En fin de compte, les Palestiniens se définissent comme un peuple. Ils sont prêts à tuer et être tués pour leur indépendance, et les terroristes tués deviennent des martyrs à leurs yeux. »

Enfin, troisième idée fausse : « la conception du renseignement, qui estime que le Hamas a été dissuadé après la série de combats de 2021 est erronée. Nous le mesurons par la réalité matérielle : combien de terroristes du Hamas nous avons tués, combien d’infrastructures, d’armements ou combien de tunnels nous avons détruits pendant que les Palestiniens mesurent eux en logique de soutien populaire.

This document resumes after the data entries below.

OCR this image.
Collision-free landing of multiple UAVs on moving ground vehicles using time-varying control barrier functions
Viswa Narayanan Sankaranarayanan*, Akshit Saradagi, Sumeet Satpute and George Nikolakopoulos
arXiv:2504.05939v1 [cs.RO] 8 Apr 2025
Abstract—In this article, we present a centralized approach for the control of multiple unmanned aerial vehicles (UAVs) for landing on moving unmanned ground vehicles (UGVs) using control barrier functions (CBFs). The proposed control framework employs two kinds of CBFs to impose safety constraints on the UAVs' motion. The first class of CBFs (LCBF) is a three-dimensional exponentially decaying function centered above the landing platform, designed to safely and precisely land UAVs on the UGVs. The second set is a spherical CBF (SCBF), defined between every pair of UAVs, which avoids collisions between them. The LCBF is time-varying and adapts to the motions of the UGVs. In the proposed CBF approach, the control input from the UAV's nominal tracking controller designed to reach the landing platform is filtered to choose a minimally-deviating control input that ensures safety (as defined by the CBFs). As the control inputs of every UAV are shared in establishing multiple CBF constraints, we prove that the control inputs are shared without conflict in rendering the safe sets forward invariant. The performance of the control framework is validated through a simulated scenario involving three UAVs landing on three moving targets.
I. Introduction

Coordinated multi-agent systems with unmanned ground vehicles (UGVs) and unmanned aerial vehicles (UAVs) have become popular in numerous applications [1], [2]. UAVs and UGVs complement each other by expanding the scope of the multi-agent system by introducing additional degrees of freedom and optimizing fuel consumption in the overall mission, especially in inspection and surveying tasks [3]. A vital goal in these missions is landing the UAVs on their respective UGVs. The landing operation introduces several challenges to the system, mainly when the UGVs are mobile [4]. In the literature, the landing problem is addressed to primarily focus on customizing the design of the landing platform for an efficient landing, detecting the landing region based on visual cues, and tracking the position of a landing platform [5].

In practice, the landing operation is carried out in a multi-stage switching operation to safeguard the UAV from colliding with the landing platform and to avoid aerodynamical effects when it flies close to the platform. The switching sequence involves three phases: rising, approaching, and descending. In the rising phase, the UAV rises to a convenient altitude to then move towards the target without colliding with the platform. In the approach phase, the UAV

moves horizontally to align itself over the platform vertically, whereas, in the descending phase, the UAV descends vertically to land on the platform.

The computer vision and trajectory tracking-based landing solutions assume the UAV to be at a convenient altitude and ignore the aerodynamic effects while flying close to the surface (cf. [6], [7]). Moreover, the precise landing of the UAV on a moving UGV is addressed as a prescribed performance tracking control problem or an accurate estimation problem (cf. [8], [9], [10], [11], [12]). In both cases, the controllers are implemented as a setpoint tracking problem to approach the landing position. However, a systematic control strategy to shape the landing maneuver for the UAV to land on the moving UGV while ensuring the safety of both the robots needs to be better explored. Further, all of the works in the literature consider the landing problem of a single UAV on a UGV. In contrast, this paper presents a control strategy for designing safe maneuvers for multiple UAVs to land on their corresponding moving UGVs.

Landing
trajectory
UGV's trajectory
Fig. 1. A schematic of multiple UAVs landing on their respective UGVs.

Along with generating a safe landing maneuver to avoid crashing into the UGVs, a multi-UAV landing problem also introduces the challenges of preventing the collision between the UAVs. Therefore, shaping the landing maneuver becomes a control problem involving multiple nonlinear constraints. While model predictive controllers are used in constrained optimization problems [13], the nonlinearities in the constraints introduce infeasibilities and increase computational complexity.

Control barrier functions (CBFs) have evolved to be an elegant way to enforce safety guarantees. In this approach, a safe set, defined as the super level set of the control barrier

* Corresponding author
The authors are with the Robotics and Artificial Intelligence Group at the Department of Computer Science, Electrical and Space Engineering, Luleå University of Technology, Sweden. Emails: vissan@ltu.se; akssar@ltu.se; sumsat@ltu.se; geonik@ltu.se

Après chaque vague de violence, le soutien au Hamas et à tous ceux qui luttent contre l’occupation augmente, et l’Autorité palestinienne, en ne se joignant pas à cette violence, est perçue comme la ‘collaboratrice’ d’Israël. »

Les crises créent des opportunités

Pour Ayalon, Israël ne comprend pas que le monde a changé – que la Chine et la Russie rejoignent l’Iran et créent un axe défiant les États-Unis -.

« Pour cette raison, Biden change de politique. Il est prêt à apaiser le prince héritier Mohammed ben Salmane pour bloquer l’influence de l’axe adverse – et contrairement à Netanyahu, il comprend que les négociations avec les Palestiniens doivent être encouragées. »

Que va-t’il se passer ?

« Nous sommes arrivés à un carrefour à trois chemins. Il n’y a que deux issues, et pour l’instant, nous refusons de prendre une décision – et à cause des conflits qui déchirent la société israélienne – nous refusons également de comprendre que ne pas décider est aussi une décision.

Une voie à laquelle je crois mène à un Israël juif et démocratique dans l’esprit de la Déclaration d’indépendance, un État à majorité juive. Ce sera un long processus, avec des hauts et des bas, qui durera peut-être 40 ans et qui nous obligera à faire des concessions internes et à parvenir à des ententes entre nous. Si nous prenons cette voie, les pays arabes qui ont ratifié l’Initiative de paix arabe, comme les démocraties occidentales, seront de notre côté. Je crois que cette voie nous mène à un Israël sûr, juif et démocratique. »

« L’autre voie est celle suivie par ceux qui pensent à tort que l’occupation est un atout pour la sécurité et d’autres qui croient que nous n’avons pas le droit de céder des terres d’Israël, même si cela signifie une guerre sans fin.

À mon avis, cette voie est une perspective messianique qui ne reconnaît pas les limites de la réalité.

Cette voie mène à un État unique, dans une zone actuellement habitée par sept millions de Juifs et sept millions d’Arabes.

C’est une réalité violente dans laquelle Israël perdra son identité juive et démocratique. Cette réalité nous ramène à la Grande révolte arabe de les années 1930 [la grande révolte arabe de 1936-1939 en Palestine mandataire est une rébellion des Arabes des territoires sous mandat britannique qui revendiquent la fin de celui-ci, la création d’un État arabe indépendant et la fin de l’immigration juive] à un conflit religieux attirant les groupes les plus radicaux et les plus violents des deux côtés. »

« Les leçons que nous devons tirer de l’année écoulée sont que nous devons reconnaître la profondeur des divisions qui nous ont amenés au bord de la violence, ainsi que le danger qui nous guette de l’extérieur […] Le défi est d’exploiter cette énergie à quelque chose de positif, à un ensemble menant à une réalité où les gens descendent dans la rue non seulement pour exiger des commissions d’enquête [pour enquêter sur ceux qui ont échoué] et protester contre ceux avec lesquels ils ne sont pas d’accord, mais aussi pour chercher le moyen de se rencontrer, de se connaître et de trouver un terrain d’entente.

Les crises créent des opportunités. La guerre du Kippour qui a coûté la vie à plus de 2.600 soldats, nous a appris que la paix avec l’Égypte sans le Sinaï valait mieux qu’un Sinaï sans paix.

Il est temps de décider où la guerre du 7 octobre mène. »

Ce discours ne rencontre pour l’instant peu d’écho en Israël, la priorité étant donnée à la neutralisation du Hamas. Mais Ayalon n’est pas seul. Il est semble que nombre d’anciens des services de renseignement israéliens partagent son point de vue mais il n’est tout simplement pas audible pour le moment.